-
Type:
Bug
-
Resolution: Fixed
-
Priority:
Major - P3
-
Affects Version/s: None
-
Component/s: Reconciliation
-
None
-
Storage Engines, Storage Engines - Transactions
-
0.043
-
SE Transactions - 2026-06-05
-
3
-
9
Summary
During connection close, WT_CONN_CLOSING causes _wt_txn_visible_all to return true unconditionally, bypassing the disaggregated pinned-timestamp cap (last_checkpoint_timestamp). This causes the ingest btree update selection loop in _rec_upd_select_inmem to break early at a committed preserved prepared update that appears globally visible, even though the per-btree prune threshold (rec_prune_timestamp) is 0 because no checkpoint has been picked up.
The fallback block introduced in WT-17684 then walks to the next update in the chain, which is also a committed preserved prepared update from a different transaction. That update is not prunable (rec_prune_timestamp == WT_TS_NONE), violating the assertion:
WT_ASSERT(session, WT_REC_CAN_PRUNE_UPD(fallback->txnid, fallback->upd_durable_ts, r));
Reproduction Scenario
Ingest btree update chain (newest to oldest) for a key on a follower that has not picked up any checkpoint:
- T2 (txnid=721716, durable_ts=771084, prepared_id=78786) — newer committed preserved prepared update
- T1 (txnid=336389, durable_ts=364469, prepared_id=34934) — older committed preserved prepared update; next=NULL
At connection close with WT_CONN_CLOSING set (flags_atomic=0x8C):
- __wt_txn_visible_all returns true for T2 (bypasses last_checkpoint_timestamp=0 cap)
- Old selection loop breaks at T2; upd_select->upd = T2
- Fallback block fires (T2 has prepared_id != WT_PREPARED_ID_NONE)
- T1 found as fallback; T1->txnid ≠ T2->txnid — first assert passes
- WT_REC_CAN_PRUNE_UPD(T1.txnid, T1.durable_ts=364469, r) with rec_prune_timestamp=0 → false — second assert fires
Key GDB values from core:
- r->rec_prune_timestamp = 0
- S2C(session)->disaggregated_storage.last_checkpoint_timestamp = 0
- S2C(session)->layered_table_manager.leader = false
- conn->flags_atomic = 140 (0x8C) → WT_CONN_CLOSING (0x4) is set
- txn_global.pinned_timestamp = 1140834 (application-set, but irrelevant — WT_CONN_CLOSING bypasses the cap)
Fix
In __rec_upd_select_inmem, do not use the global visibility check to terminate the update selection loop on ingest btrees for non-tombstone updates.

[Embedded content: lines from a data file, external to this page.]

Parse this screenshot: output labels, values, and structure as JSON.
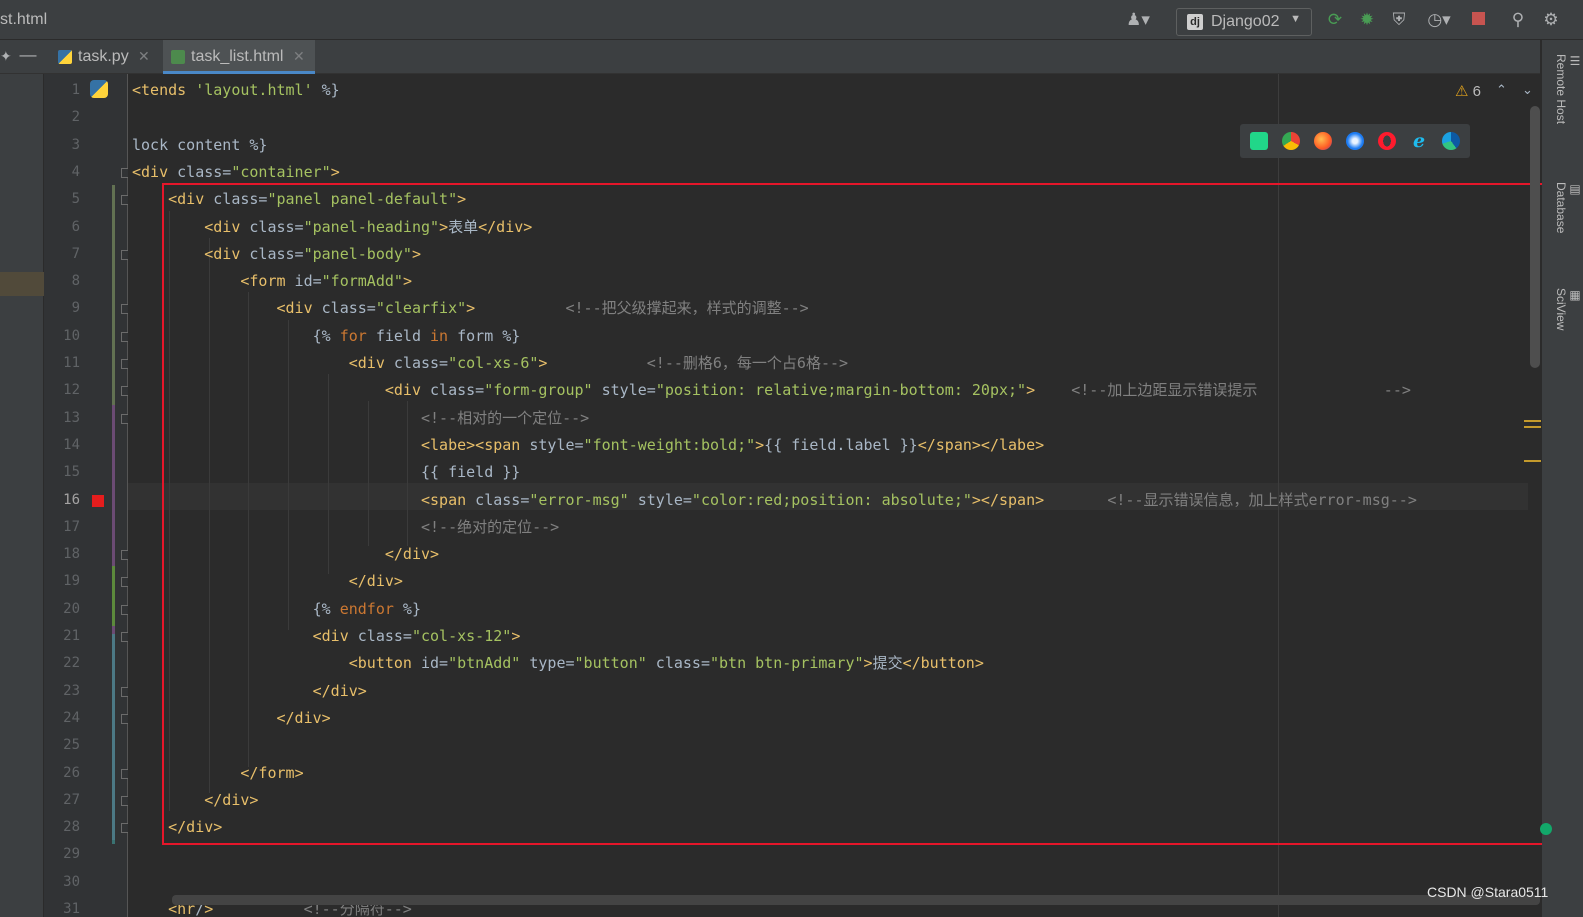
{
  "window": {
    "title": "st.html"
  },
  "toolbar": {
    "run_config": "Django02",
    "icons": [
      "user-icon",
      "rerun-icon",
      "debug-icon",
      "coverage-icon",
      "profile-icon",
      "stop-icon",
      "search-icon",
      "settings-icon"
    ]
  },
  "tabs": [
    {
      "label": "task.py",
      "active": false
    },
    {
      "label": "task_list.html",
      "active": true
    }
  ],
  "editor": {
    "warnings_count": "6",
    "current_line": "16",
    "line_numbers": [
      "1",
      "2",
      "3",
      "4",
      "5",
      "6",
      "7",
      "8",
      "9",
      "10",
      "11",
      "12",
      "13",
      "14",
      "15",
      "16",
      "17",
      "18",
      "19",
      "20",
      "21",
      "22",
      "23",
      "24",
      "25",
      "26",
      "27",
      "28",
      "29",
      "30",
      "31"
    ],
    "lines": [
      "<tends 'layout.html' %}",
      "",
      "lock content %}",
      "<div class=\"container\">",
      "    <div class=\"panel panel-default\">",
      "        <div class=\"panel-heading\">表单</div>",
      "        <div class=\"panel-body\">",
      "            <form id=\"formAdd\">",
      "                <div class=\"clearfix\">          <!--把父级撑起来，样式的调整-->",
      "                    {% for field in form %}",
      "                        <div class=\"col-xs-6\">           <!--删格6，每一个占6格-->",
      "                            <div class=\"form-group\" style=\"position: relative;margin-bottom: 20px;\">    <!--加上边距显示错误提示              -->",
      "                                <!--相对的一个定位-->",
      "                                <labe><span style=\"font-weight:bold;\">{{ field.label }}</span></labe>",
      "                                {{ field }}",
      "                                <span class=\"error-msg\" style=\"color:red;position: absolute;\"></span>       <!--显示错误信息，加上样式error-msg-->",
      "                                <!--绝对的定位-->",
      "                            </div>",
      "                        </div>",
      "                    {% endfor %}",
      "                    <div class=\"col-xs-12\">",
      "                        <button id=\"btnAdd\" type=\"button\" class=\"btn btn-primary\">提交</button>",
      "                    </div>",
      "                </div>",
      "",
      "            </form>",
      "        </div>",
      "    </div>",
      "",
      "",
      "    <hr/>          <!--分隔符-->"
    ]
  },
  "browsers": [
    "pycharm-icon",
    "chrome-icon",
    "firefox-icon",
    "safari-icon",
    "opera-icon",
    "ie-icon",
    "edge-icon"
  ],
  "right_panels": [
    "Remote Host",
    "Database",
    "SciView"
  ],
  "colors": {
    "accent": "#4a88c7",
    "selection_box": "#e5162a",
    "breakpoint": "#e51d1d"
  },
  "watermark": "CSDN @Stara0511"
}
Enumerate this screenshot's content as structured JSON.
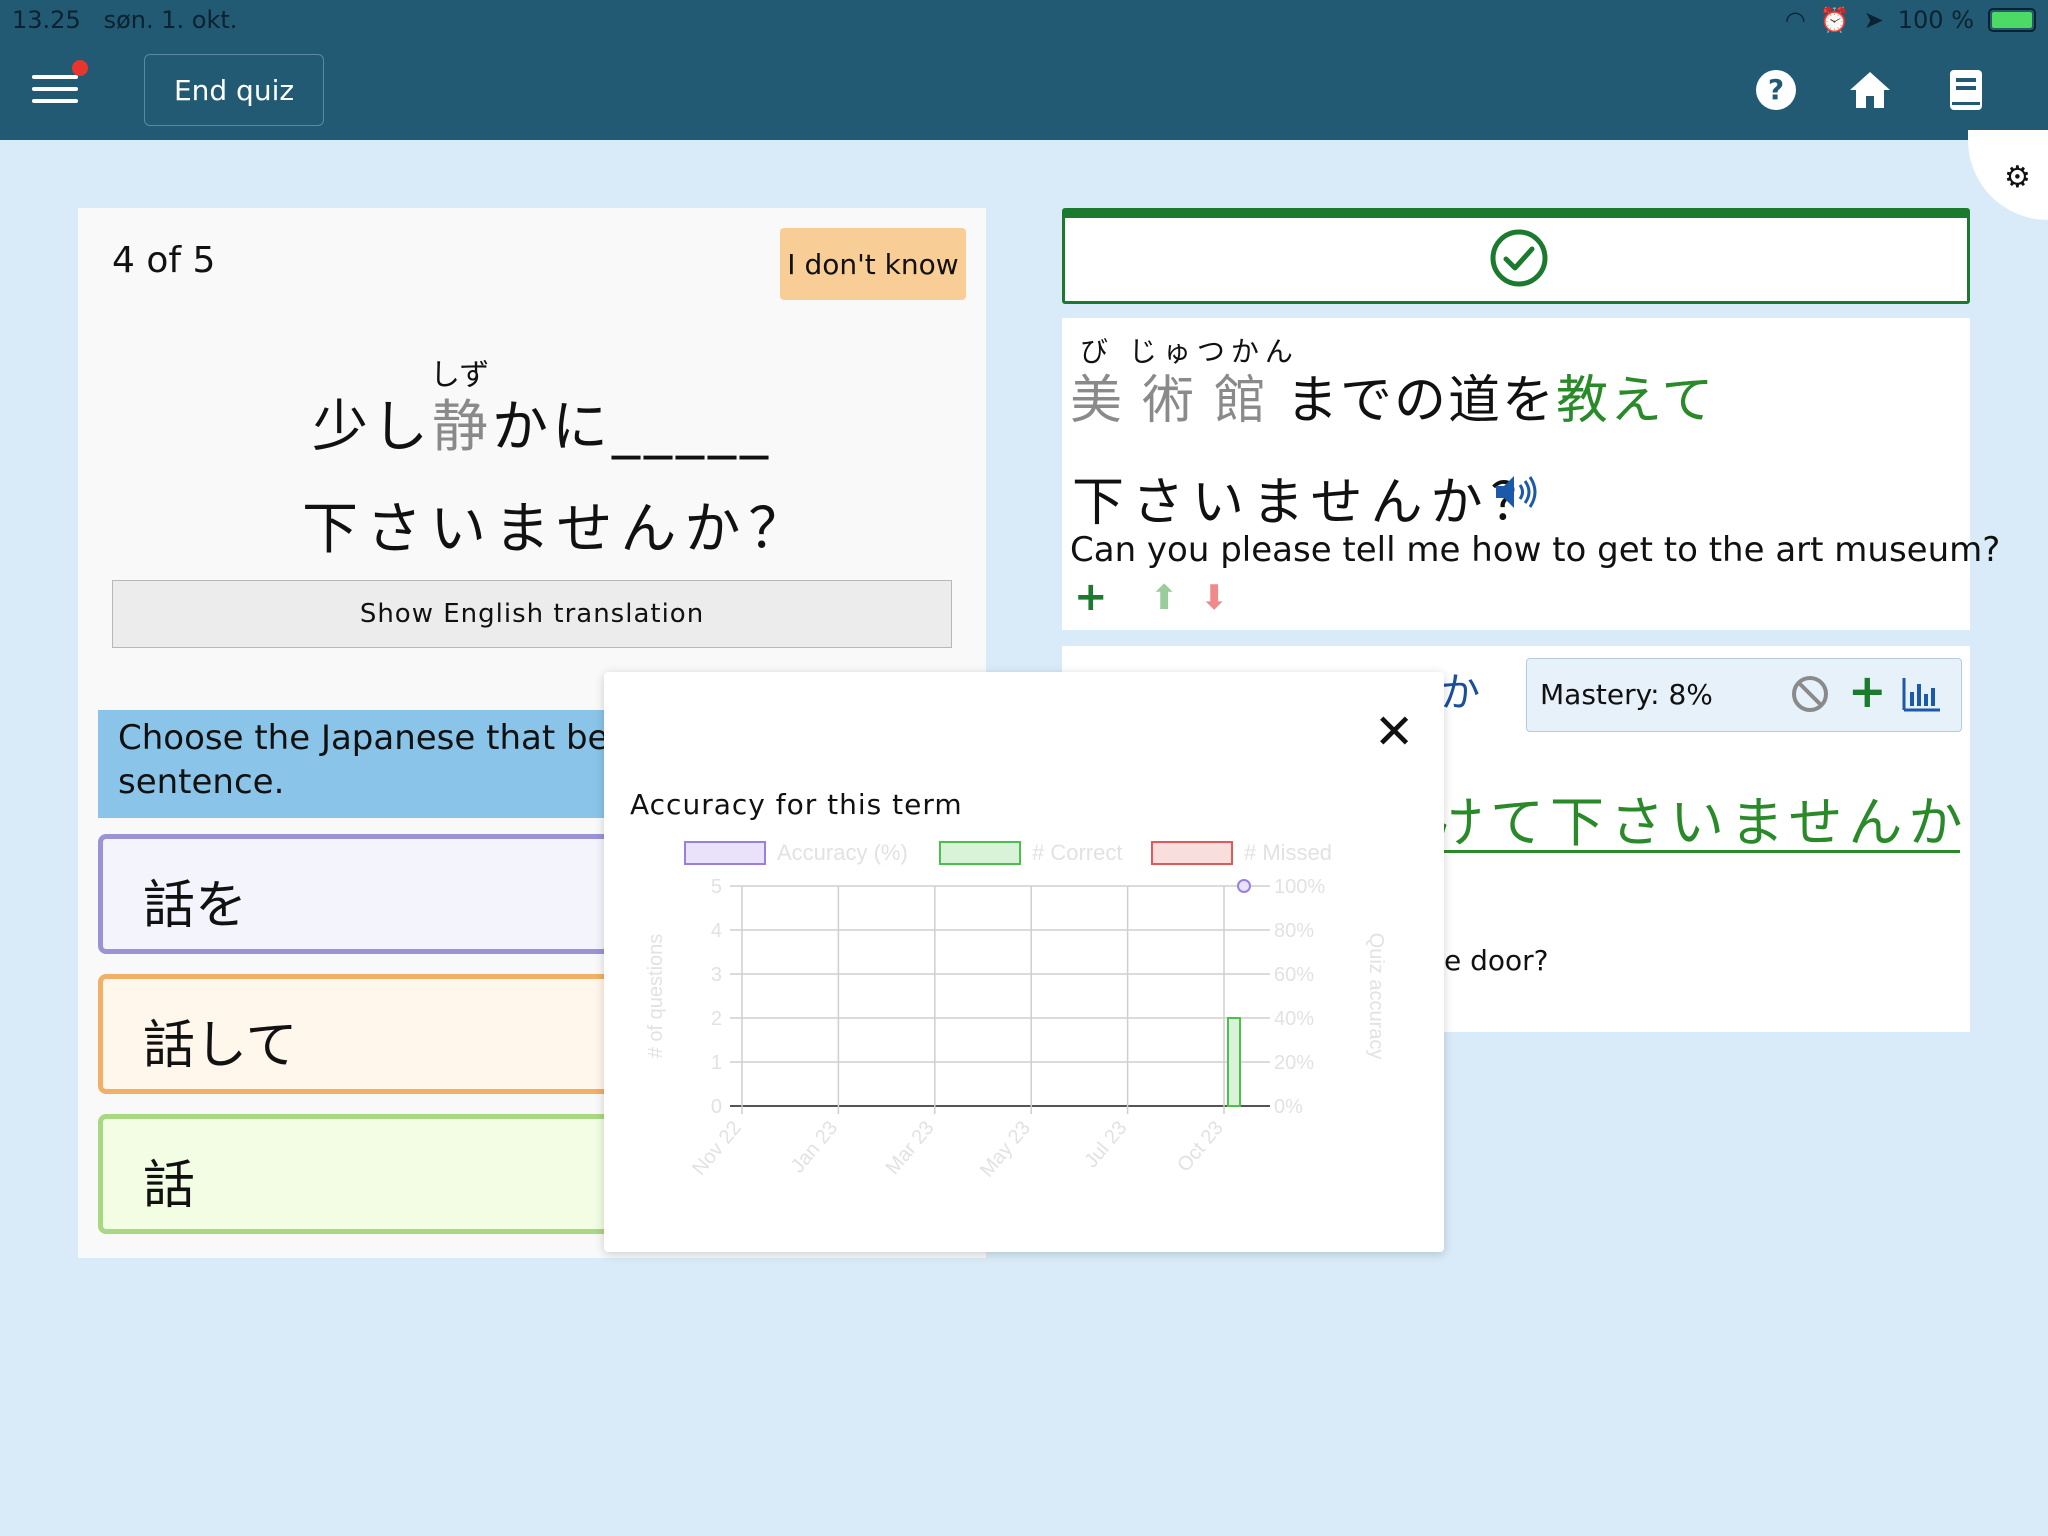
{
  "status_bar": {
    "time": "13.25",
    "date": "søn. 1. okt.",
    "battery": "100 %"
  },
  "toolbar": {
    "end_quiz": "End quiz",
    "icons": [
      "menu-icon",
      "help-icon",
      "home-icon",
      "book-icon",
      "gear-icon"
    ]
  },
  "quiz": {
    "counter": "4 of 5",
    "dont_know": "I don't know",
    "furigana": "しず",
    "line1_pre": "少し",
    "line1_kanji": "静",
    "line1_post": "かに_____",
    "line2": "下さいませんか？",
    "show_translation": "Show English translation",
    "instruction": "Choose the Japanese that best\nsentence.",
    "answers": [
      "話を",
      "話して",
      "話"
    ]
  },
  "result": {
    "furigana": "び じゅつかん",
    "line1_kanji": "美術館",
    "line1_mid": "までの道を",
    "line1_green": "教えて",
    "line2": "下さいませんか？",
    "english": "Can you please tell me how to get to the art museum?"
  },
  "term": {
    "kana_partial": "か",
    "mastery": "Mastery: 8%",
    "green_text": "けて下さいませんか",
    "english_partial": "e door?"
  },
  "modal": {
    "title": "Accuracy for this term",
    "close": "✕"
  },
  "chart_data": {
    "type": "bar",
    "legend": [
      "Accuracy (%)",
      "# Correct",
      "# Missed"
    ],
    "x_ticks": [
      "Nov 22",
      "Jan 23",
      "Mar 23",
      "May 23",
      "Jul 23",
      "Oct 23"
    ],
    "y_left_ticks": [
      "0",
      "1",
      "2",
      "3",
      "4",
      "5"
    ],
    "y_right_ticks": [
      "0%",
      "20%",
      "40%",
      "60%",
      "80%",
      "100%"
    ],
    "ylabel_left": "# of questions",
    "ylabel_right": "Quiz accuracy",
    "ylim": [
      0,
      5
    ],
    "series": [
      {
        "name": "# Correct",
        "points": [
          {
            "x": "Oct 23",
            "y": 2
          }
        ]
      },
      {
        "name": "Accuracy (%)",
        "points": [
          {
            "x": "Oct 23",
            "y": 100
          }
        ]
      }
    ],
    "colors": {
      "accuracy": "#9b7fe0",
      "correct": "#4cbf4c",
      "missed": "#e05a5a"
    }
  }
}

The global visibility check is unsafe on ingest btrees because it can be bypassed (e.g. by WT_CONN_CLOSING) and the per-btree prune threshold is the correct gate. Tombstones on ingest btrees are always non-timestamped and are handled unconditionally.
Before:
if ((!F_ISSET(btree, WT_BTREE_GARBAGE_COLLECT) || upd->type != WT_UPDATE_TOMBSTONE ||
upd->upd_durable_ts == WT_TS_NONE) &&
__wt_txn_upd_visible_all(session, upd)) {
found_last_upd_to_keep = true;
break;
}
After:
if (F_ISSET(btree, WT_BTREE_GARBAGE_COLLECT) && upd->type == WT_UPDATE_TOMBSTONE) {
WT_ASSERT(session, upd->upd_durable_ts == WT_TS_NONE);
found_last_upd_to_keep = true;
break;
} else if (!F_ISSET(btree, WT_BTREE_GARBAGE_COLLECT) &&
__wt_txn_upd_visible_all(session, upd)) {
found_last_upd_to_keep = true;
break;
}
With this change the loop on ingest btrees runs past all non-prunable committed updates, selecting the true oldest, whose next is either NULL or a prunable update from a different transaction — satisfying the fallback assertions.